Che gelida manina, se la lasci riscaldar.
Cercar che giova? Al buio non si trova.
Ma per fortuna è una notte di luna, e qui la luna l’abbiamo vicina.
Aspetti, signorina, le dirò con due parole chi son, e che faccio, come vivo.
Vuole? Chi son? Sono un poeta. Che cosa faccio? Scrivo.
E come vivo? Vivo. In povertà mia lieta scialo da gran signore rime ed inni d’amore.
Per sogni e per chimere e per castelli in aria, l’anima ho milionaria. Talor dal mio forziere ruban tutti i gioelli due ladri, gli occhi belli.
V’entrar con voi pur ora, ed i miei sogni usati e i bei sogni miei, tosto si dileguar!

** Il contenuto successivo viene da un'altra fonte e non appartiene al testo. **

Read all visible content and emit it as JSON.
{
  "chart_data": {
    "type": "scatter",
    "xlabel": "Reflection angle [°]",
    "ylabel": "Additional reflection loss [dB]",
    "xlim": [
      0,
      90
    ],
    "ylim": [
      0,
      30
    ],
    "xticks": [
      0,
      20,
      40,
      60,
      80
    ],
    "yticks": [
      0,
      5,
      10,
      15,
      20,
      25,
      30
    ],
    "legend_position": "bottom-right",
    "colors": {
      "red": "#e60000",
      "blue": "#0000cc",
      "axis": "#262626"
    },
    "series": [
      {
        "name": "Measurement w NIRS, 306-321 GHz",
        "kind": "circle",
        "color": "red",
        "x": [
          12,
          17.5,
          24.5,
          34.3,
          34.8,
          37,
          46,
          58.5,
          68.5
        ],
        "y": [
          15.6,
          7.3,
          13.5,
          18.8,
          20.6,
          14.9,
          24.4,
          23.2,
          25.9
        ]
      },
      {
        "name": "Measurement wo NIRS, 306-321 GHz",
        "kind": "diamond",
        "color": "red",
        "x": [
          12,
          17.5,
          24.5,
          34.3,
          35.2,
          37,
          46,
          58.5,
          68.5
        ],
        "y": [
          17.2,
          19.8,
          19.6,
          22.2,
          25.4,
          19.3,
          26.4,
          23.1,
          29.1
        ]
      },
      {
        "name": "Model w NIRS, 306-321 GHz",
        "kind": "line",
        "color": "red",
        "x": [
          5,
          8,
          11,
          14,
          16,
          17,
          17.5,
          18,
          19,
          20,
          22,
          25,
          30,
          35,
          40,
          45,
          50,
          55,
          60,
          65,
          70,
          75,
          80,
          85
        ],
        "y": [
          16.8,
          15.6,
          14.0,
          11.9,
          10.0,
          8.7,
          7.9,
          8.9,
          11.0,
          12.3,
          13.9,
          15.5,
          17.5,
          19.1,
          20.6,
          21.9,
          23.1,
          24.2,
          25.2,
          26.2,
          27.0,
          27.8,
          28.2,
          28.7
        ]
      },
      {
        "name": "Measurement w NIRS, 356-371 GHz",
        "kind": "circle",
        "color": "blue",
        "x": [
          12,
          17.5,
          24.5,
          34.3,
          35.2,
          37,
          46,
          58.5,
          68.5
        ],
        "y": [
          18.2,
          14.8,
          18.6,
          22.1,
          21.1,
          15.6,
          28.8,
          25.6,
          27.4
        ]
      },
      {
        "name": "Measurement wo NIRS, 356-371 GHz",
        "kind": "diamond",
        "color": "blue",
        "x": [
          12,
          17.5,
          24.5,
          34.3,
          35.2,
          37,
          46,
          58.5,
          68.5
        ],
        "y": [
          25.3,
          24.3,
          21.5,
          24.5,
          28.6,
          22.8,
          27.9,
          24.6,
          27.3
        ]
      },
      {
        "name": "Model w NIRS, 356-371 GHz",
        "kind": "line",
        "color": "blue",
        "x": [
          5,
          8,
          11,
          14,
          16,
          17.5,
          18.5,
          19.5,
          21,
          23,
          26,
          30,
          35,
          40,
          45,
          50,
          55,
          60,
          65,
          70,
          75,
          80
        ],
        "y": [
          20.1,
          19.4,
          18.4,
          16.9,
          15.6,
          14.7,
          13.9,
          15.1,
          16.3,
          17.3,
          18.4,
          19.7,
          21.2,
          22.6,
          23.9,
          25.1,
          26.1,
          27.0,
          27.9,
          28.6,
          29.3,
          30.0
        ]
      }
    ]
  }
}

Ma il furto non m’accora, poichè, poichè v’ha preso stanza la speranza!
Or che mi conoscete, parlate voi, deh! Parlate. Chi siete? Vi piaccia dir!

 

— — —
Nota del maestro di piano forte e canto Fraternale Gian Vittorio:
Emanuele Ferrara in arte Manuel Ferreira è un tenore autodidatta messinese, che grazie al suo registro vocale molto duttile, riesce ad interpretare brani di musica leggera, classica, napoletana e lirica. La sua voce è aperta, metallica nelle note intermedie, e sfocata nei registri alti.
Dà il meglio di se nella canzone napoletana classica e nelle arie liriche recitative.”